Posted by Bruce Kahl on May 28, 2000
In Reply to: P's & Q's posted by James Briggs on May 28, 2000
These are some of the explanations I've seen advanced in various places:
Advice to a child learning its letters to be careful not to mix up the handwritten lower-case letters p and q.
Similar advice to a printer's apprentice, for whom the backward-facing metal type letters would be especially confusing.
An abbreviation of mind your please's and thank-you's.
Instructions from a French dancing master to be sure to perform the dance figures pieds and queues accurately.
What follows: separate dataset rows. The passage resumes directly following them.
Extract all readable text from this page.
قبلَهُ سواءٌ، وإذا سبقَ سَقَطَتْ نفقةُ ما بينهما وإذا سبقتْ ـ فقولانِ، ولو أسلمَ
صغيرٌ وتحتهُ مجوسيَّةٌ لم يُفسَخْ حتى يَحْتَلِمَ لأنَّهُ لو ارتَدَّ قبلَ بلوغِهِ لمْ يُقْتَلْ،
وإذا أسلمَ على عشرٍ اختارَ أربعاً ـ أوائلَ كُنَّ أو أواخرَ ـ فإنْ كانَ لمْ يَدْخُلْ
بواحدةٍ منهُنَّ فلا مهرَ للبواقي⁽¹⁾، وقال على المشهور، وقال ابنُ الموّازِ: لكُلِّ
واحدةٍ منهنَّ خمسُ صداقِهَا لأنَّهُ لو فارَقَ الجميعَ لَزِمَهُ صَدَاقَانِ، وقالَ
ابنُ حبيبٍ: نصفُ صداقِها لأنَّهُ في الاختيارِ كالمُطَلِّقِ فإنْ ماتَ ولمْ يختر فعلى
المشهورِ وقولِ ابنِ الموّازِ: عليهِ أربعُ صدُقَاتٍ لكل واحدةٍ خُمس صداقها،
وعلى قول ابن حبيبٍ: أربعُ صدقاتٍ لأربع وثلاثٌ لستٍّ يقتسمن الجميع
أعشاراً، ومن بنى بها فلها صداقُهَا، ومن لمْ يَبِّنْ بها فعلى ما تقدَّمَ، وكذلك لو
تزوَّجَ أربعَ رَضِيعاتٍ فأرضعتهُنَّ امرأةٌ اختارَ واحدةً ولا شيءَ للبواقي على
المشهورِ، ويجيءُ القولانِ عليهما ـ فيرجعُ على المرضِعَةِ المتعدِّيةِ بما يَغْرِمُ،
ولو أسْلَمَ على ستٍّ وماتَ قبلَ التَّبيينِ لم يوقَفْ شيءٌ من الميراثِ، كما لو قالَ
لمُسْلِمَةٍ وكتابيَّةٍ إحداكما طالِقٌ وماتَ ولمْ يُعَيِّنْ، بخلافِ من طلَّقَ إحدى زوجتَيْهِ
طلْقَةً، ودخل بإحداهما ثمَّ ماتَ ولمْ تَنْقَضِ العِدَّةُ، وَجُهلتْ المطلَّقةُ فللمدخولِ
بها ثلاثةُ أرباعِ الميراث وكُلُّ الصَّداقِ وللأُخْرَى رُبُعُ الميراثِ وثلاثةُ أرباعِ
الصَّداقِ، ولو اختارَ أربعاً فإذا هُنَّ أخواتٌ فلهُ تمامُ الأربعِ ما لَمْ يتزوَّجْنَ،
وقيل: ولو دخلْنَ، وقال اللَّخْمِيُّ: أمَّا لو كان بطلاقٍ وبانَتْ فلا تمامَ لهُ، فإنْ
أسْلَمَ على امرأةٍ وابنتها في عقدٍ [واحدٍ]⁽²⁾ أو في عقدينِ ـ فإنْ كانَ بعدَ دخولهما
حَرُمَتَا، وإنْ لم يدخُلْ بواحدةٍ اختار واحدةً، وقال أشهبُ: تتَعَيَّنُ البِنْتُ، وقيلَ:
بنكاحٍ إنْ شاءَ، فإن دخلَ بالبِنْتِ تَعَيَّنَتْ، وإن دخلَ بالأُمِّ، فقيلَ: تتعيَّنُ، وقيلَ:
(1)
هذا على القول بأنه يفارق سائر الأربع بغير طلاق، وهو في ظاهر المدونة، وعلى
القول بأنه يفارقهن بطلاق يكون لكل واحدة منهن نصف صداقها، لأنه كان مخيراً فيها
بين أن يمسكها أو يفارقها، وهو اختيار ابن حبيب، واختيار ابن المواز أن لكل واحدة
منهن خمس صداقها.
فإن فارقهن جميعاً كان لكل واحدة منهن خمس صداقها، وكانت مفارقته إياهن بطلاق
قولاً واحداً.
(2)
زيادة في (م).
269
An admonishment to seamen not to soil their navy pea-jackets with their tarred queues, that is, their pigtails.
There was once an expression P and Q, often written pee and kew, which was a seventeenth-century colloquial expression for "prime quality". This later became a dialect expression (the English Dialect Dictionary reports it in Victorian times from Shropshire and Herefordshire).
OED2 has a citation from Rowlands' Knave of Harts of 1612:
"Bring in a quart of Maligo, right true: And looke, you Rogue, that it be Pee and Kew."
Nobody is really sure what either P or Q stood for. To say they're the initials of "Prime Quality" seems to be folk etymology, because surely that would make "PQ" rather than "P and Q".